At WWDC this year, Apple announced a team-up with OpenAI. ChatGPT will be embedded in many places in the next iOS version, serving up writing assistance, creating custom memojis, and making Siri smarter.
And it costs you nothing!
However, does it cost Apple nothing?
According to reports, Apple is not paying OpenAI one thin dime for this integration. So why would OpenAI do this? After all, it requires enormous processing power, management time, development work, etc. It’s easy to understand Apple’s motivations: it gets leading-edge AI integrated into its platforms.
But what does OpenAI get?
The Data Wall
In the landmark series of essays, Situational Awareness, the “data wall” is explained:
There is a potentially important source of variance for all of this: we’re running out of internet data. That could mean that, very soon, the naive approach to pretraining larger language models on more scraped data could start hitting serious bottlenecks.

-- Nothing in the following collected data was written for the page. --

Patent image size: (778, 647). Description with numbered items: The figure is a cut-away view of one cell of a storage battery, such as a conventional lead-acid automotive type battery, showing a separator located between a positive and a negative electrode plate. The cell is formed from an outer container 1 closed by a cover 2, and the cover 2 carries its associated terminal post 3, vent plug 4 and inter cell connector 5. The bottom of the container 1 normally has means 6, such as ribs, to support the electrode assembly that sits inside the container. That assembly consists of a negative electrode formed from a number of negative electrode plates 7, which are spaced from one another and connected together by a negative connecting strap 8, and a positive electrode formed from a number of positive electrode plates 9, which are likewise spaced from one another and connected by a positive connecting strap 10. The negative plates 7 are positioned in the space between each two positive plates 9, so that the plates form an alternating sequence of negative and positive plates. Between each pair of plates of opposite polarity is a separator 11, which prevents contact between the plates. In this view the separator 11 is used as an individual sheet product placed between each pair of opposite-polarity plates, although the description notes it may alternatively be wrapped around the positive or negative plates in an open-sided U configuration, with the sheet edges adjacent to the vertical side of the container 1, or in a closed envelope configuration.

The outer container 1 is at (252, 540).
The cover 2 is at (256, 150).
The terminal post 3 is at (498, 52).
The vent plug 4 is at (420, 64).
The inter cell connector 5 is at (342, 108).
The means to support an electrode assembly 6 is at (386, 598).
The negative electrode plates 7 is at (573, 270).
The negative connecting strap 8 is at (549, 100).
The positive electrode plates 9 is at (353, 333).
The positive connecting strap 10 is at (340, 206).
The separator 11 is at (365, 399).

Frontier models are already trained on much of the internet. Llama 3, for example, was trained on over 15T tokens. Common Crawl, a dump of much of the internet used for LLM training, is >100T tokens raw, though much of that is spam and duplication (e.g., a relatively simple deduplication leads to 30T tokens, implying Llama 3 would already be using basically all the data). Moreover, for more specific domains like code, there are many fewer tokens still, e.g. public github repos are estimated to be in low trillions of tokens.

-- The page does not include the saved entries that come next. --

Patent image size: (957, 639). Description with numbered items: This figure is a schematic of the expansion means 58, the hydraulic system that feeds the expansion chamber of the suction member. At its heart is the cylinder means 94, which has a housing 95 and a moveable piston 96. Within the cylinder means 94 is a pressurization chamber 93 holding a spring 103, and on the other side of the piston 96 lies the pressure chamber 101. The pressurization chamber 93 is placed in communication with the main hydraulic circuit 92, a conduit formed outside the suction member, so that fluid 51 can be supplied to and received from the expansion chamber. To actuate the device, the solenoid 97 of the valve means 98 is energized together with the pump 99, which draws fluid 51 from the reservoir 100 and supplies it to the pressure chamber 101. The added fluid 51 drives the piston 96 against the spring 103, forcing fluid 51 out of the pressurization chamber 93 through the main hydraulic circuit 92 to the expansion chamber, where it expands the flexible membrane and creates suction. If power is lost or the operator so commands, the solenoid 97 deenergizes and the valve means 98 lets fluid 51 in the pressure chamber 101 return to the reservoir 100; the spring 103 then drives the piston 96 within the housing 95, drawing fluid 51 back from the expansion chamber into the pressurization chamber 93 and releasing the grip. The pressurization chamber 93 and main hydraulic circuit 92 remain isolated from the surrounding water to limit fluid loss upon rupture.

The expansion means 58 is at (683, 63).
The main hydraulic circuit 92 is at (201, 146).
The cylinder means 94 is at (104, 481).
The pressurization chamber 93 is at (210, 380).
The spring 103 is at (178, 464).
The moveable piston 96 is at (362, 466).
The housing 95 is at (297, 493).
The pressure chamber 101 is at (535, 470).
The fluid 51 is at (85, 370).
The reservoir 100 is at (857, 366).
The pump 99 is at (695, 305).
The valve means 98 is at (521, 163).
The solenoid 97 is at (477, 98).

Training LLMs requires vast amounts of data. In fact, we’re out of data. All the large publicly available datasets are already trained to death, and doing clever things like sucking in every Reddit post or every Tweet has already been done. There’s ebooks and YouTube and other things, but the core problem is that there is only so much data.
Now Apple is presenting OpenAI with a vast new storehouse of data: everything its hundreds of millions of customers do on their iPhones, iPads, Watches, and Macs.
Remember, Sam Altman is a Liar
Now, of course, they won’t be training on Apple user data. Of course not.
Also remember that at every turn, Sam Altman has ignored safety, rules, and limits. That’s why he was canned.
If you honestly believe that your Apple-originated data is not going to be used to improve ChatGPT’s models, I have a bridge in New York I’d like to sell you.
The official story is that Apple is acting as a brand ambassador for OpenAI…wink, wink.